IN TOSCANA IL CASO PAVONCELLA SCUOTE LA MAGGIORANZA

 

Il Consiglio Regionale di Federcaccia Toscana-UCT si è riunito a Firenze in un momento di forte tensione politica, reagendo alle recenti polemiche sul prelievo venatorio della Pavoncella (∗Vanellusvanellus∗) e sui contenuti del nuovo Piano Faunistico Venatorio Regionale (PFVR).

L’Associazione, la più rappresentativa del settore in Toscana, denuncia un palese tentativo di “condizionamento politico” da parte del fronte animal-ambientalista che, a suo dire, starebbe sfruttando l’avvio della legislatura per imporre una svolta ideologica sulle politiche faunistiche.

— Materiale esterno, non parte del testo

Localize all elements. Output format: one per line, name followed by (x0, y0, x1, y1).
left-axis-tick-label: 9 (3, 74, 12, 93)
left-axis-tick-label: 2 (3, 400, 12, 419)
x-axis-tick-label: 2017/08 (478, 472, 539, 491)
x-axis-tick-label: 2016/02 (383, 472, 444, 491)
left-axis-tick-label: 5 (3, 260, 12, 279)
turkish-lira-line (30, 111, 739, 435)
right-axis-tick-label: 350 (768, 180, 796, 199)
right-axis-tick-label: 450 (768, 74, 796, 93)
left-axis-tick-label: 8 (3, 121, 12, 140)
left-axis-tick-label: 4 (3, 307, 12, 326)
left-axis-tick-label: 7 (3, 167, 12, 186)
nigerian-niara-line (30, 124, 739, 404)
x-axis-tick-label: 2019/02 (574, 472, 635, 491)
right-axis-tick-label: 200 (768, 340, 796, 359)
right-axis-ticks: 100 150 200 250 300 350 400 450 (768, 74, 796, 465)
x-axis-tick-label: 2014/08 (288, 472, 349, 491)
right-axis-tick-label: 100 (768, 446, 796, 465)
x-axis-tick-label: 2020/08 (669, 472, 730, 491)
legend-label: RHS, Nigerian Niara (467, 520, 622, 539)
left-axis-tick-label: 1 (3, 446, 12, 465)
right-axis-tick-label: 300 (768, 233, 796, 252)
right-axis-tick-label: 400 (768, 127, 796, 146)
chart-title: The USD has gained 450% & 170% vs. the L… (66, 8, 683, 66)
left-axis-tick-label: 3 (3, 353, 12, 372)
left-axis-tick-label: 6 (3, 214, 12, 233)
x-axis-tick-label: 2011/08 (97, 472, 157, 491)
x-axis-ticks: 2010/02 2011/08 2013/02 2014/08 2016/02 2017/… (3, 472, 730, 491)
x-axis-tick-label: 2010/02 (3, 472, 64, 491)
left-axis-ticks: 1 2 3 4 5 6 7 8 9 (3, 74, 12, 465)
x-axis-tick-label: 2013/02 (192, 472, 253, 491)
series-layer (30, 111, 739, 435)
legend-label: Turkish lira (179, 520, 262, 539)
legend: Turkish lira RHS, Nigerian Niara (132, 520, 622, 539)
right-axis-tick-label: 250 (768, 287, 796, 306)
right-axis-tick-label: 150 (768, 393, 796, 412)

Il Contenzioso sulla Pavoncella: Scienza contro Ideologia

Il casus belli immediato è rappresentato dalla diffida presentata da WWF, Lipu e Legambiente Toscana, supportata politicamente da AVS e M5S, per il ritiro del provvedimento che autorizza la caccia alla Pavoncella.

Federcaccia Toscana-UCT ribatte con fermezza, ristabilendo la correttezza del processo tecnico-amministrativo. Secondo l’Associazione, le critiche ometterebbero volontariamente che la Regione Toscana ha agito in stretta ottemperanza con il Piano di Gestione Nazionale per la specie, approvato in Conferenza Stato Regioni lo scorso 2 ottobre. Tale Piano è stato redatto integralmente dall’Istituto Superiore per la Protezione e la Ricerca Ambientale (ISPRA), l’organo tecnico-scientifico di riferimento per lo Stato.

“Le associazioni animal-ambientaliste, nella loro solita accusa basata solo su fondamenti ideologici, stravolgono falsamente la realtà dei fatti,” si legge nel comunicato. “La delibera regionale risponde correttamente alle indicazioni scientifiche fornite dall’ISPRA.”

La posta in gioco, tuttavia, va ben oltre la singola specie. La diffida sulla Pavoncella è percepita come il primo, strategico, atto di pressione su una maggioranza regionale che include forze politicamente sensibili ai temi ambientalisti.

Il PFVR: Uno Strumento Gestione Non Rinviabile

L’attenzione del Consiglio Regionale di Federcaccia si è concentrata, con pari urgenza, sulla necessità di completare l’iter di approvazione del nuovo Piano Faunistico Venatorio Regionale. Adottato a fine della scorsa legislatura, il PFVR è considerato uno strumento fondamentale e non rinviabile per avviare una serie di scelte gestionali cruciali in campo faunistico e ambientale.

Il gruppo dirigente venatorio ha espresso preoccupazione che il Piano, frutto di mesi di discussione e confronto tra i vari portatori d’interesse, possa essere rimesso in discussione “per ragioni di visibilità politica e pressioni di fondamentalismo anticaccia.”

Nonostante sia considerato perfettibile (anche a seguito delle osservazioni formalizzate da Federcaccia stessa), il PFVR in adozione è ritenuto “denso di contenuti qualificanti” essenziali per affrontare le sfide sulla biodiversità e per garantire una gestione responsabile e conservativa della fauna selvatica.

Fiducia in Giani per un Percorso di Equilibrio

La Federcaccia Toscana ha ribadito la propria fiducia nel Presidente di Regione, Eugenio Giani, che ha mantenuto per sé la delega alla caccia. Il Presidente è visto come la figura di garanzia in grado di assicurare un “percorso di equilibrio e rispetto degli impegni assunti” in campagna elettorale.

L’Associazione proseguirà il confronto con la politica regionale, ribadendo che l’obiettivo è salvaguardare la continuità dell’azione politico-amministrativa consolidata in questi anni, un percorso che si fonda sul rispetto delle indicazioni scientifiche e su una gestione faunistica pragmatica e responsabile. L’approvazione finale del PFVR, quindi, è il banco di prova su cui si misurerà la capacità della nuova Giunta di bilanciare le esigenze gestionali con le tensioni ideologiche in corso.